Inflation in the eurozone has reached 4 per cent for the first time in the single currency's history. The "flash" preliminary estimate of price increases for June across the 15-nation single currency area stands at 4 per cent – higher than expected, and up from the 3.7 per cent recorded in May.
Fuelled by higher food and oil prices, inflation across most of continental Europe is at its highest in 16 years (factoring in predecessor national currencies). There is a widespread belief that inflation will exceed 4 per cent later this summer. The ECB's target for inflation is "close to, but just below 2.0 per cent".
The European Central Bank meets this Thursday to set interest rates, and the new inflation figures were taken by many as confirmation that the ECB would raise rates by a quarter percentage point above the 4 per cent level they have been pegged at for a year. Senior ECB officials, including the president, Jean-Claude Trichet, have been hinting for some weeks that a rate rise is imminent.

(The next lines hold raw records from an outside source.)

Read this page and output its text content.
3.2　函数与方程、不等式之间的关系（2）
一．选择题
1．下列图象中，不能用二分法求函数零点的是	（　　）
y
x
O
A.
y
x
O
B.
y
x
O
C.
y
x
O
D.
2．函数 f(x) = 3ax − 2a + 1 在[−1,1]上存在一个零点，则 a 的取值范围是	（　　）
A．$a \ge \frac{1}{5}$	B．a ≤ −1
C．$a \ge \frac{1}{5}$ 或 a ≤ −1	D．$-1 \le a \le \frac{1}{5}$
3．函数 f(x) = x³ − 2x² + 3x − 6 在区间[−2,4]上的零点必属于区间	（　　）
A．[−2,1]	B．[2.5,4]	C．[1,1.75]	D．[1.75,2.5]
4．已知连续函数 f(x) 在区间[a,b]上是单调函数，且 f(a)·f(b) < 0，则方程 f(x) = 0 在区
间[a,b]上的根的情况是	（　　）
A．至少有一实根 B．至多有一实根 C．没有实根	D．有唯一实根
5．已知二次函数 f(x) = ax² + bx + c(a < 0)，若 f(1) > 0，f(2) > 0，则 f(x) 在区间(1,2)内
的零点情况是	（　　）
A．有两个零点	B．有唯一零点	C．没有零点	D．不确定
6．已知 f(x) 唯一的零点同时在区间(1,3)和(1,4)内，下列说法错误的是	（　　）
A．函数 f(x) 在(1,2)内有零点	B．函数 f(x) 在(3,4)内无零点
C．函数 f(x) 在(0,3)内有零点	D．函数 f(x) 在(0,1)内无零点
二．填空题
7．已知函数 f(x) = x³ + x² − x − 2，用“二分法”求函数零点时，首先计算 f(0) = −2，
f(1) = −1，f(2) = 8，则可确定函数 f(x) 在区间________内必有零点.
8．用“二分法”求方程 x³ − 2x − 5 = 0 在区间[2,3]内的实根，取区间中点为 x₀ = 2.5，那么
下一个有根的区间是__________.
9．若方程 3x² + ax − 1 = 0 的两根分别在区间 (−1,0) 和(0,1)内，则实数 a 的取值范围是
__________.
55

The ECB, like the Bank of England, has voiced concerns that the current spike in inflation will prove more than temporary, as expectations of higher inflation become embedded, especially in the labour market, and lead to higher pay settlements, thus pushing costs up, competitiveness down and threatening higher unemployment. Data from Eurostat shows a pick-up in eurozone wage growth in the first quarter.
As oil prices probe freshhighs, central banks around the world have been edging towards tightening policy to bolster the credibility of their efforts to contain inflation. "Core" inflation in the eurozone has risen only marginally, from 1.7 to 1.8 per cent, giving some hope to those who believe that any increase in interest rates will be modest and shortlived.
Howard Archer, chief UK and European economist at Global Insight, said: "We believe that 4.25 per cent will mark the peak in eurozone interest rates. We expect markedly weaker eurozone growth, extended tight credit conditions and the strong euro to largely contain and then dilute underlying inflation pressures."